Statistically, shooting a bear was the toughest part of Cassie's feat, but the turkey was the biggest hunting challenge. After they came up empty during the fall turkey season, Cassie and Greg turned their attention to the spring hunt--something they had absolutely no experience with. "We aren't spring turkey hunters at all, but we decided to become spring turkey hunters," Greg says. "Cassie really did her homework. We talked to as many experienced hunters as we could and really picked their brains. When spring came around, we felt she had a good chance. We knew where the birds were; it was just a matter of are we good enough to call them in."

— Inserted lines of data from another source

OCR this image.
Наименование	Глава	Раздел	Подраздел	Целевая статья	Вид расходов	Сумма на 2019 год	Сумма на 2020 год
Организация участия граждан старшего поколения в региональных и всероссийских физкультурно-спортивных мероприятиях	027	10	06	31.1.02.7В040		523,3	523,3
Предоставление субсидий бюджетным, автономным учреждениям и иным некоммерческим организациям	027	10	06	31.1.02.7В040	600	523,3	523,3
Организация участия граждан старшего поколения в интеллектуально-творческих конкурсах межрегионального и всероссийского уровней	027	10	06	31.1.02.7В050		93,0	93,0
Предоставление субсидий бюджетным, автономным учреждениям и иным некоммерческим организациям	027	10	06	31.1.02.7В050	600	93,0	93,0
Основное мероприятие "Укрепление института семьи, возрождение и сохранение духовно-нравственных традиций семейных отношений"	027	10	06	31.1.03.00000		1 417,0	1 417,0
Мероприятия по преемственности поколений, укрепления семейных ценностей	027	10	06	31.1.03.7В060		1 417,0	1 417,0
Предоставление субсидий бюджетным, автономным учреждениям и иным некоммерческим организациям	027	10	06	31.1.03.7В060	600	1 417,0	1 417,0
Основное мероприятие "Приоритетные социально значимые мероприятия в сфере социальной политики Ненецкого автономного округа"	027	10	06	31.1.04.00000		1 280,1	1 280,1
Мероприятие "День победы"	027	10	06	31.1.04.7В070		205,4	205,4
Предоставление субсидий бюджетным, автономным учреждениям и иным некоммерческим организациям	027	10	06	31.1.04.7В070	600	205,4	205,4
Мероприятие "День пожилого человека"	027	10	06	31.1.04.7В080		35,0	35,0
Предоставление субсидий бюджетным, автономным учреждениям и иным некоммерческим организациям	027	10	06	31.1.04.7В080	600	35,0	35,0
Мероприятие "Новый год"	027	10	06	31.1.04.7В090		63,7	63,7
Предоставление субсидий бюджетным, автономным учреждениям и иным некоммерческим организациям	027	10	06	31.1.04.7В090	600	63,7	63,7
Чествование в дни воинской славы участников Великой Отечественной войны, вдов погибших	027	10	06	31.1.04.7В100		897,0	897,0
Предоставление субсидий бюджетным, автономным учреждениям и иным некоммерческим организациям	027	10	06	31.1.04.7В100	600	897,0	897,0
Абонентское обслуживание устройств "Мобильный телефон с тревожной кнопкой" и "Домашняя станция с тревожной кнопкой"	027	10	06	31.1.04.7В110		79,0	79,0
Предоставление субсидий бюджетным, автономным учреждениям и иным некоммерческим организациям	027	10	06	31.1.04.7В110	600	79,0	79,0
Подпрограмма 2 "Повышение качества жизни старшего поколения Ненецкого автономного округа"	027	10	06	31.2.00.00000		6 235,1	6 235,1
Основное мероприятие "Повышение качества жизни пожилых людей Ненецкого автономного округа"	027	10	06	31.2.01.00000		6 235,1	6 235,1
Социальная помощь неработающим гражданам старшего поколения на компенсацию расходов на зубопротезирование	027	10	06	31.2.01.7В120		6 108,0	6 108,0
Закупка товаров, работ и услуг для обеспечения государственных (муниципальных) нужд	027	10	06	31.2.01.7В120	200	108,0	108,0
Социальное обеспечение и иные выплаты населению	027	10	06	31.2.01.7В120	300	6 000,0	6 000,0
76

In the end, a family friend called in the bird that would complete Cassie's triple trophy. She took the gobbler with her father's Mossberg 12 gauge, swapping out at the last minute the 20 gauge she has shot since she was 12 years old. "It was the last weekend I could hunt, and we had to crawl through the woods on our hands and knees to get to the birds, so it was really exciting," she says. "Four gobblers came running in to the call, and I picked out what looked like the biggest one. I shot and birds were flying everywhere. My dad said his heart sank when he saw that, because he thought I missed. But then we all stood up and there was a bird flopping on the ground. I couldn't believe I did it. We couldn't stop smiling. It was an incredible experience." And so the hunting season that started with a second-chance buck in October ended with a nearly last-chance gobbler in May.
There will be no patches, no certificates, no official record on file at the Pennsylvania Game Commission regarding Cassie Zanolini's triple trophy. ("We congratulate this young person and wish her many more years of enjoyable and safe hunting seasons," said PGC spokesman Jerry Feaser. "It is certainly a great accomplishment and one that provides a lot of deep personal satisfaction.") But you can bet it's a feat that Pennsylvania hunters will celebrate. Dale Machesic conducted his own research into the triple trophy, talking with PGC officials and longtime hunters across the state. "It's such a rare thing that no one can verify whether or not she may be the first youth hunter ever to accomplish it," he says. "Everybody suspects that she is. I think it's an accomplishment we should salute. Add the fact that we're talking about a youth hunter--a young lady!--and I just think it makes the future of hunting look very bright." "I've gotten to watch her harvest almost every animal she's taken, and it's always the same thing: It's an indescribable feeling," says Greg Zanolini. "To me it's the greatest feeling as a parent, to see your kid accomplish something they've been working at, no matter what it is." He can't remember a single thing his daughter said while they stood in a rain-soaked field admiring the gobbler that brought Cassie's triple trophy quest to a happy end. He just remembers smiles all around. "I could see the emotion all over her face," he says. "She didn't have to say anything. I knew what she was feeling."

In a single license year Cassie Zanolini, 16, tagged all three of the state's prime big game species--deer, bear and turkey.